Many people would never view themselves as a sales person. Yet any time you’re in a conversation in which you try to express an opinion or influence an event, you’re actually selling. In fact, when you think deeply enough, selling is more than just selling a product as people usually assume it to be. Anything in life that needs persuasion can be thought of as selling something.
There isn’t a single area of your life where you cannot benefit from sales skills. Teachers use sales skills every day. Preachers use sales skills. Police officers use sales skills. Mother Teresa used sales skills. And sales people use sales skills. Regardless of what you do, sales skills will increase your probability of success and your ability to motivate, instruct, encourage, coach, communicate and reach people.
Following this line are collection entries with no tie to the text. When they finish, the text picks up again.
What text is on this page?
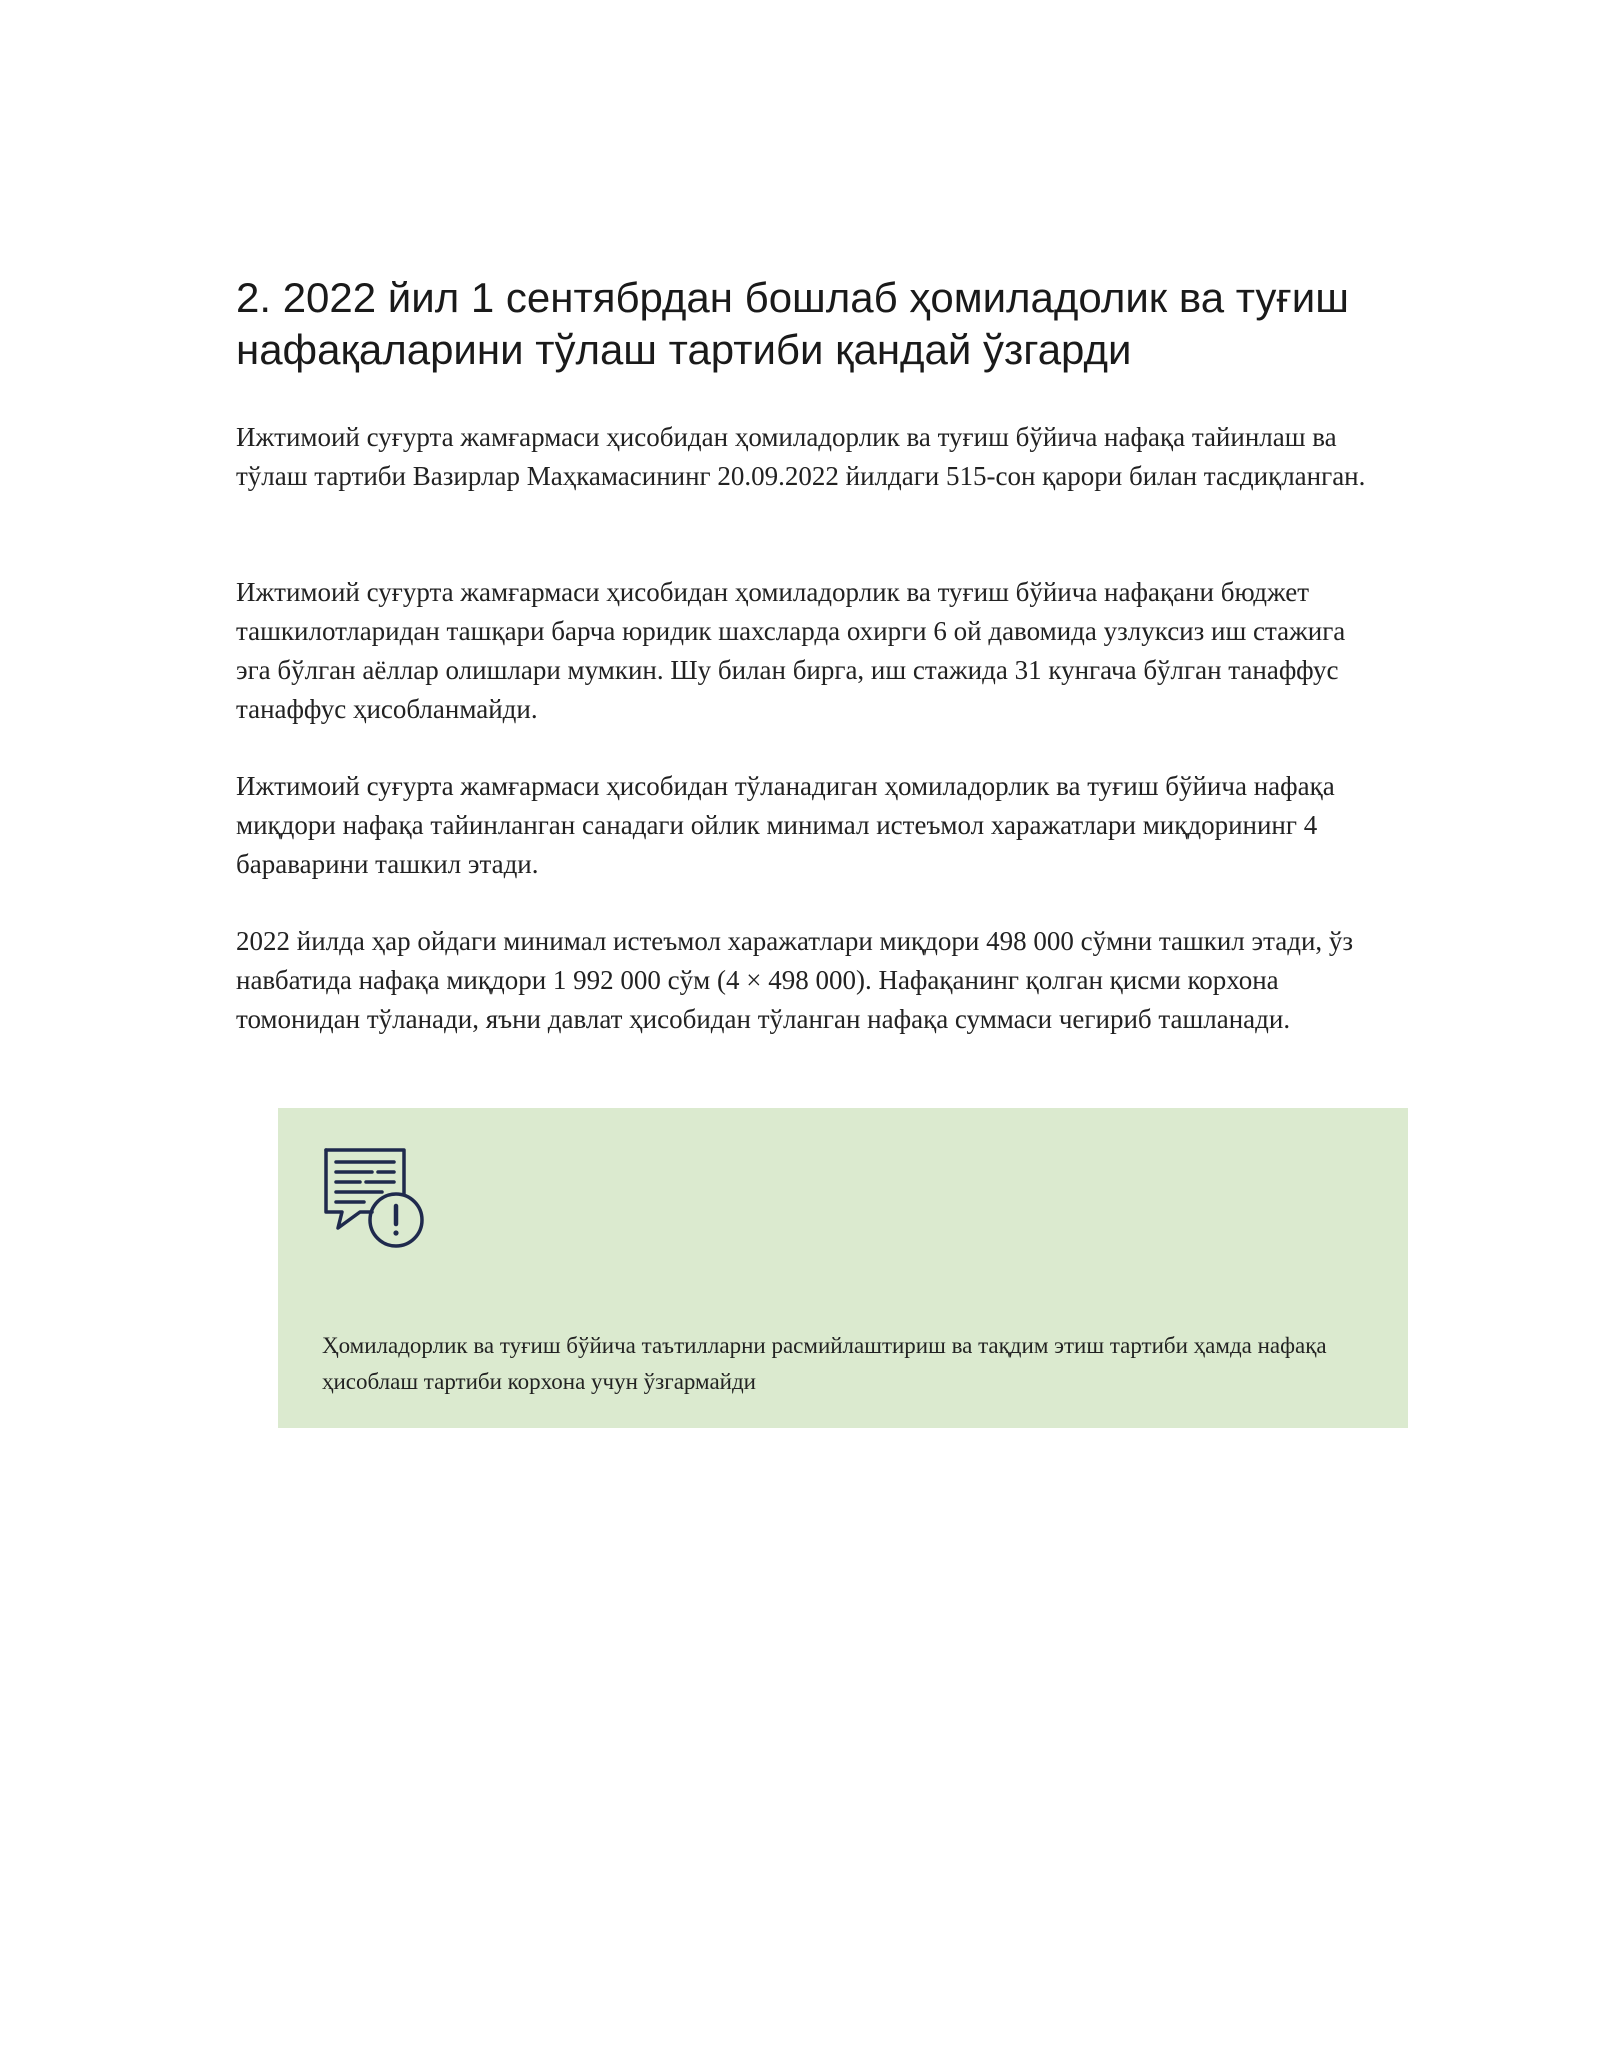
2. 2022 йил 1 сентябрдан бошлаб ҳомиладолик ва туғиш нафақаларини тўлаш тартиби қандай ўзгарди

Ижтимоий суғурта жамғармаси ҳисобидан ҳомиладорлик ва туғиш бўйича нафақа тайинлаш ва тўлаш тартиби Вазирлар Маҳкамасининг 20.09.2022 йилдаги 515-сон қарори билан тасдиқланган.

Ижтимоий суғурта жамғармаси ҳисобидан ҳомиладорлик ва туғиш бўйича нафақани бюджет ташкилотларидан ташқари барча юридик шахсларда охирги 6 ой давомида узлуксиз иш стажига эга бўлган аёллар олишлари мумкин. Шу билан бирга, иш стажида 31 кунгача бўлган танаффус танаффус ҳисобланмайди.

Ижтимоий суғурта жамғармаси ҳисобидан тўланадиган ҳомиладорлик ва туғиш бўйича нафақа миқдори нафақа тайинланган санадаги ойлик минимал истеъмол харажатлари миқдорининг 4 бараварини ташкил этади.

2022 йилда ҳар ойдаги минимал истеъмол харажатлари миқдори 498 000 сўмни ташкил этади, ўз навбатида нафақа миқдори 1 992 000 сўм (4 × 498 000). Нафақанинг қолган қисми корхона томонидан тўланади, яъни давлат ҳисобидан тўланган нафақа суммаси чегириб ташланади.

Ҳомиладорлик ва туғиш бўйича таътилларни расмийлаштириш ва тақдим этиш тартиби ҳамда нафақа ҳисоблаш тартиби корхона учун ўзгармайди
In reality, everyone is constantly trying to sell an idea, a belief, a proposition, an opinion or a goal. We all use sales skills throughout the day, every day. You use it on your spouse or partner, your kids, your colleagues, your neighbors, your friends, your parents, people you meet when you buy different products or services, or when you go out for a meal.
What makes a best seller?
In his famous book ‘The magic of thinking big’ Dr. David Schwartz narrates an incident when he was scheduled for an interview by a reputed journalist.When he reached the place at the appointed time, he found the lady waiting on a sofa with a writing pad. She got up and greeted him. After exchanging pleasantries Dr. Schwartz suggested that she do a course in ‘selling’. This put her off, she said:, ” I am a post graduate in journalism, why should I do a course in selling?” Dr. Schwartz picked up her writing pad and showed her what she had written ‘interview of best-selling author’. He politely added, in spite of being so qualified you are waiting to take my interview because I am a best-selling author.
Once we see selling in the right perspective, we can apply the principles of selling to refine our personality and set ourselves on the path of self-transformation, bringing us closer to our goals.